South Africa's Naspers subsidiary Prosus significantly reduced its stake in Meituan, cashing out approximately HKD 4.3 billion, with its shareholding dropping to 3.6%. Prosus began selling Meituan shares in July, cumulatively cashing out USD 539 million. The CEO of Prosus stated that the reduction was aimed at optimizing the stock buyback strategy and pointed out that Tencent has growth potential compared to its American counterparts
Market concerns about Meituan (3690) intensify as it faces fierce competition in the food delivery business, while also experiencing significant sell-offs by Prosus, the internet investment flagship under South Africa's Naspers. As of the end of November, Prosus's stake in Meituan has decreased to 218 million shares or 3.6%, down by 39.1 million shares since early July this year.
According to Prosus's interim report, the sell-off began in July, during which it sold Meituan shares worth USD 249 million, and in October, it sold shares worth nearly USD 300 million, totaling approximately USD 539 million (about HKD 4.28 billion), although the number of shares sold was not disclosed.

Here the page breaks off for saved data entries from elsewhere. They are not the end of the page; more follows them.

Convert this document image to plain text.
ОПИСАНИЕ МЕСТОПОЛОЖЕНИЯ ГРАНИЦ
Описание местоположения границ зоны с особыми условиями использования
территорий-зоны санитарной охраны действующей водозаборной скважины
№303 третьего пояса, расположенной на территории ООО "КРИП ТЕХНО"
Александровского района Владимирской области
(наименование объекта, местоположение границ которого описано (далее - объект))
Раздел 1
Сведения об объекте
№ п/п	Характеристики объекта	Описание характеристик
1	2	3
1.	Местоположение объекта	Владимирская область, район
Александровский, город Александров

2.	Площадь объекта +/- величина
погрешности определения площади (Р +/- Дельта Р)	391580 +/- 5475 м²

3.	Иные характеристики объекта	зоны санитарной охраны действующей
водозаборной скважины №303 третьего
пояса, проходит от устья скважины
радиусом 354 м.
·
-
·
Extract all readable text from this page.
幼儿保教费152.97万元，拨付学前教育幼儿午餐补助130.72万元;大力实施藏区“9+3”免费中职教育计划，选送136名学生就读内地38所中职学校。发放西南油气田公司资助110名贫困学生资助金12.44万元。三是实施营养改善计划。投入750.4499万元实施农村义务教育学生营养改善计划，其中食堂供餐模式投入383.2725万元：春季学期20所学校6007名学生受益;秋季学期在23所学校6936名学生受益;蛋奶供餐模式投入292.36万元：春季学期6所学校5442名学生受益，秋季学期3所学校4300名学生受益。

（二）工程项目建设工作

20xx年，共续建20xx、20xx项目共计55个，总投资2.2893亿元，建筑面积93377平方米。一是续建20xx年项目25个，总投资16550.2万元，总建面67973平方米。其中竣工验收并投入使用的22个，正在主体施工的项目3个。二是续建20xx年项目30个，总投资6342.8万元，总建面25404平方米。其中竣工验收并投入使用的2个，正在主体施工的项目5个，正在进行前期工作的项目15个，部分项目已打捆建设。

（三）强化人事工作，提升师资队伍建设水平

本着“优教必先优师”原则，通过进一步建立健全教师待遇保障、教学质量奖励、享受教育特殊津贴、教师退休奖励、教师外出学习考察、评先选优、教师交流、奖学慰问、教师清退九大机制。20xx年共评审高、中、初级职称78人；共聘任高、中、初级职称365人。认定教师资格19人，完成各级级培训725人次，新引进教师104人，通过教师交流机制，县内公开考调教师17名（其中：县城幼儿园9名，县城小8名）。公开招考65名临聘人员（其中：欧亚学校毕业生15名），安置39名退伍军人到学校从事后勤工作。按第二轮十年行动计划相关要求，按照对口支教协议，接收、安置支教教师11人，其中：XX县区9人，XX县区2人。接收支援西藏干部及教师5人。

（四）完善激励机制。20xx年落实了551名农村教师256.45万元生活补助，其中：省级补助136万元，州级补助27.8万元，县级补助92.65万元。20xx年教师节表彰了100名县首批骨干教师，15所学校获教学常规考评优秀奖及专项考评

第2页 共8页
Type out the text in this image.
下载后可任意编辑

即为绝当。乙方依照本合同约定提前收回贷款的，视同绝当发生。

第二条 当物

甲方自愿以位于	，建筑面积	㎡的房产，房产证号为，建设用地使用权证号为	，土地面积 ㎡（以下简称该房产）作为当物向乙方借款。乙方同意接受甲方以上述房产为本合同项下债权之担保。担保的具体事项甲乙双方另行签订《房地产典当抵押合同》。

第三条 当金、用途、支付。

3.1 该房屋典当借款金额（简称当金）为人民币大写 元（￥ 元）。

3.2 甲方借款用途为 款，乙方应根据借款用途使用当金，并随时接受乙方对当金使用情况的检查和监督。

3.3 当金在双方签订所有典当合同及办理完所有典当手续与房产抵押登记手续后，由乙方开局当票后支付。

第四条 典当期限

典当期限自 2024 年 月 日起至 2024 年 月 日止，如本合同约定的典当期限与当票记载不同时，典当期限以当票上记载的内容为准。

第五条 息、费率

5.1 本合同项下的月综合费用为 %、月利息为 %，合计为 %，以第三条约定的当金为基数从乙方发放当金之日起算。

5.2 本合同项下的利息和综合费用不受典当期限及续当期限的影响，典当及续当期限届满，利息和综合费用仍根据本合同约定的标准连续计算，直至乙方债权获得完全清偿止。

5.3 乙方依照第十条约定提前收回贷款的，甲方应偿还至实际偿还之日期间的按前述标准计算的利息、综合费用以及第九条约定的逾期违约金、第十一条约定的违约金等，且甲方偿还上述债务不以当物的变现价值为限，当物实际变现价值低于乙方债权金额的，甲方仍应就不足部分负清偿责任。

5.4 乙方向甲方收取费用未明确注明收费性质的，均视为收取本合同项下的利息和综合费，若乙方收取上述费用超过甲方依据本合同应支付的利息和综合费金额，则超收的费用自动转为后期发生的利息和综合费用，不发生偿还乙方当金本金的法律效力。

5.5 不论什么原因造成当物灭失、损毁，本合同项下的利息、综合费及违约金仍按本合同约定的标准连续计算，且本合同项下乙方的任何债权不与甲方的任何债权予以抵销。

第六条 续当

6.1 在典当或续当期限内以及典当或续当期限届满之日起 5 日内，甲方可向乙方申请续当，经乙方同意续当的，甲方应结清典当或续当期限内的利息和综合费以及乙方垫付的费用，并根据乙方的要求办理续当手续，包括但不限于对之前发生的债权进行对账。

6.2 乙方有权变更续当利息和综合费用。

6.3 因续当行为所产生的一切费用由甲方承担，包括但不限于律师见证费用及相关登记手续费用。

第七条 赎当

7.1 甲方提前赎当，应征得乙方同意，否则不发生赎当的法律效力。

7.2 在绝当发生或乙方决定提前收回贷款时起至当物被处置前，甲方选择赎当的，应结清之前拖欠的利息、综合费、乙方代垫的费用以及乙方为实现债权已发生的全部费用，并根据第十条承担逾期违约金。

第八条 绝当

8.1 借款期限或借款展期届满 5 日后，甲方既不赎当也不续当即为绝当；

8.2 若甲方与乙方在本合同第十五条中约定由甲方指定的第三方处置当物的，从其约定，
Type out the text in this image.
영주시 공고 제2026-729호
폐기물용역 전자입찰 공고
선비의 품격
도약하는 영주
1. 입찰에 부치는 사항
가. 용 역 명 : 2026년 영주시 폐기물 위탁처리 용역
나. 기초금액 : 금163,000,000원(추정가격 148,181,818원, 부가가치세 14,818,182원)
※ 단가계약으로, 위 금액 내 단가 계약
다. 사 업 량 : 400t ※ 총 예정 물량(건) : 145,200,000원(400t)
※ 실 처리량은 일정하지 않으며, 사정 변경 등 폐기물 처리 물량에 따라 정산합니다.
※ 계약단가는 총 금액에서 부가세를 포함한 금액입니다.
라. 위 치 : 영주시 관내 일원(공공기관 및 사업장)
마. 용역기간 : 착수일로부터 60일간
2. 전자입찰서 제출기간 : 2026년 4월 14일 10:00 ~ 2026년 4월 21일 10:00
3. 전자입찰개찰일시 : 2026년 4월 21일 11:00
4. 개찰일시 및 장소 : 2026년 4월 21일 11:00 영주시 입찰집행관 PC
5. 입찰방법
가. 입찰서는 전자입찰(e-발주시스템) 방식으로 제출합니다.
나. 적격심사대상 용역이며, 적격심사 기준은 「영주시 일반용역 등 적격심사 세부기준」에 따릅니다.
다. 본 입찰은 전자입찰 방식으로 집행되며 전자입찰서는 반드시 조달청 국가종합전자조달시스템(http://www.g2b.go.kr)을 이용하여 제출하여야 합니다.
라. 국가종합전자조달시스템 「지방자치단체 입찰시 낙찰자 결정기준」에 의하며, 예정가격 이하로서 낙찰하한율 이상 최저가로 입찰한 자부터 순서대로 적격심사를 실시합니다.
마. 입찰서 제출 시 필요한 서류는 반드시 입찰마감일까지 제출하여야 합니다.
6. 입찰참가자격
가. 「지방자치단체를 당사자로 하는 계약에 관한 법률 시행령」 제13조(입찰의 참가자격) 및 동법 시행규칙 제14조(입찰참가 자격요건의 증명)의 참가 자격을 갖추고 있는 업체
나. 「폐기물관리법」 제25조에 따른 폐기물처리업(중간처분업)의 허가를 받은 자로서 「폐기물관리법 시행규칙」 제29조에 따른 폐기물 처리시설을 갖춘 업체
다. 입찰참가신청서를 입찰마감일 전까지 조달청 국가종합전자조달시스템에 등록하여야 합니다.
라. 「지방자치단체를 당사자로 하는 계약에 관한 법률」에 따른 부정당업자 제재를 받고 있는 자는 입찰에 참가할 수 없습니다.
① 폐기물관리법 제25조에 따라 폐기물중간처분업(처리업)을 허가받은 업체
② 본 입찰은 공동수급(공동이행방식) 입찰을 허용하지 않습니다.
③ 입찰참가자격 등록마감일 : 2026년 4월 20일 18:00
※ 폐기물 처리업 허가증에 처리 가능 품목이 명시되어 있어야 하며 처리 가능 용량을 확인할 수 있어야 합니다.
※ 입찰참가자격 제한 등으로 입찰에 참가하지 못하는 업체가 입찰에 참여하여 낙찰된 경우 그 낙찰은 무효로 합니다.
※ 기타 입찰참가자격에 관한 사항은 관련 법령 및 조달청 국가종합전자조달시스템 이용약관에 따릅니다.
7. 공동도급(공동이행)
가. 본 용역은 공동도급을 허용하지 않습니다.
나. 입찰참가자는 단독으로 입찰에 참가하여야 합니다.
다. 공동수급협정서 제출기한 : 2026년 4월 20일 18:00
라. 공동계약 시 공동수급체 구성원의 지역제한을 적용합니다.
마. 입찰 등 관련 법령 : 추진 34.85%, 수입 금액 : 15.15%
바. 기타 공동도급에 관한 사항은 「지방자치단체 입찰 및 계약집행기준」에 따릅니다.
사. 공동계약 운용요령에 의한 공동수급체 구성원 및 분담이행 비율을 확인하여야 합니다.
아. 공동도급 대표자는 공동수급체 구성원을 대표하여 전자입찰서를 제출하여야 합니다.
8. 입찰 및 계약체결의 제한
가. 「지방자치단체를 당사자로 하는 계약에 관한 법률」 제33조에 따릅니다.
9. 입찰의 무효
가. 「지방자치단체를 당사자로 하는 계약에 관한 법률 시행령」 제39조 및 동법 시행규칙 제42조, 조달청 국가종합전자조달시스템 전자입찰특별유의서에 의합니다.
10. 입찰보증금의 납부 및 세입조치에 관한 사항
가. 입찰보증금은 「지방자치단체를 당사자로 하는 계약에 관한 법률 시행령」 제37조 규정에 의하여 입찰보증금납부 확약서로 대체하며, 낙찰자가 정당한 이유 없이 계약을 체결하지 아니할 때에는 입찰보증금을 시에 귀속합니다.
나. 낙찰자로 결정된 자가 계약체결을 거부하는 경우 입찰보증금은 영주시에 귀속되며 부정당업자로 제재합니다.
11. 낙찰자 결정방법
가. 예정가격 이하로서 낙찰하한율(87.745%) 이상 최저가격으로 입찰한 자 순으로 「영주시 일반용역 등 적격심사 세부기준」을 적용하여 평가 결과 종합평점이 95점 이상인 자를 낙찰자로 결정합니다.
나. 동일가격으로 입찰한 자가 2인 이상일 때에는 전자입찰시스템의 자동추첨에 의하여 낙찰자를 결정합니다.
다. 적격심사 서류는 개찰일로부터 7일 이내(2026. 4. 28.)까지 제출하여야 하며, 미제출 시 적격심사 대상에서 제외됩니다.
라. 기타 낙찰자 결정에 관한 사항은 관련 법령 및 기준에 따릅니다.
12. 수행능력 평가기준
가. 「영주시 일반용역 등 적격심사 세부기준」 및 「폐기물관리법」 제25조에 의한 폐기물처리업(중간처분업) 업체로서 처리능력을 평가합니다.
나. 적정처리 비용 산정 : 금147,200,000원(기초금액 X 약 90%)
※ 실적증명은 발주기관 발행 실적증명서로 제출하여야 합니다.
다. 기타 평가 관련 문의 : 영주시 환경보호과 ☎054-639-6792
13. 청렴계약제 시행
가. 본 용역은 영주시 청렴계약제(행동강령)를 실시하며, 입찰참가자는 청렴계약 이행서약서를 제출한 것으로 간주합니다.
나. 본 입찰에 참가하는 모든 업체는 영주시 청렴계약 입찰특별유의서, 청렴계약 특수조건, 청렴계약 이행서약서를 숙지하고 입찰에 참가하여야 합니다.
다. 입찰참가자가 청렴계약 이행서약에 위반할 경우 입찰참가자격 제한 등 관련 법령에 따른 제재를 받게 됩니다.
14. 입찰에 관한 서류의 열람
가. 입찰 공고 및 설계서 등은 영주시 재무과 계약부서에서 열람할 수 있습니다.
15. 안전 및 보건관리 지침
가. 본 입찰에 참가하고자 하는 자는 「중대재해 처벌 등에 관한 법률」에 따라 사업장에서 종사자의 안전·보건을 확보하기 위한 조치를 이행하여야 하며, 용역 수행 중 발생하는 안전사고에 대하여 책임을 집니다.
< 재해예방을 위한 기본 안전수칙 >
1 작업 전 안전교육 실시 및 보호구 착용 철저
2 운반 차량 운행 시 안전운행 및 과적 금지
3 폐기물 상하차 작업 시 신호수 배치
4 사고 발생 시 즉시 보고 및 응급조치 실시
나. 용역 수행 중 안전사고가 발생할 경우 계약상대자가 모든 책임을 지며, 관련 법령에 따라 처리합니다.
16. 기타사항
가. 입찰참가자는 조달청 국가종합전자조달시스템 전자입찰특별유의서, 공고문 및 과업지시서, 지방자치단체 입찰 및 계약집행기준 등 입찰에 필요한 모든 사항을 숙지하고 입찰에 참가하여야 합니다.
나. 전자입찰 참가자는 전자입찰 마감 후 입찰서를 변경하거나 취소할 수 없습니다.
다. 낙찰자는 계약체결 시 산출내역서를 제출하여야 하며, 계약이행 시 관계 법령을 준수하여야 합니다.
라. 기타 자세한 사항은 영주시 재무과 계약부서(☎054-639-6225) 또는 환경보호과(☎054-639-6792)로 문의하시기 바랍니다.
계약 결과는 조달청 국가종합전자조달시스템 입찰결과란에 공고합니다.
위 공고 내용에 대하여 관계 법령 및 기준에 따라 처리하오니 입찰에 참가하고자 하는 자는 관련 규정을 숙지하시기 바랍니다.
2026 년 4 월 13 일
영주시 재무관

Tencent has significant growth potential compared to its American peers
Prosus CEO Fabricio Bloisi stated that the funding for the company's unlimited share buyback program comes not only from reducing its stake in Tencent (700) but also from selling underperforming investments. As of the end of September, Prosus had cumulatively sold 0.7% of Tencent, cashing out USD 4.6 billion (about HKD 35.88 billion), and sold 7.0893 million shares of Tencent between October and November, cashing out USD 586 million.
He also mentioned that considering the price-to-earnings ratio, Tencent has significant growth potential compared to its American peers, so Prosus is optimizing its stock buyback strategy, "We will continue to maintain the current public stock buyback program but will not disclose the names of other companies (planned for reduction)."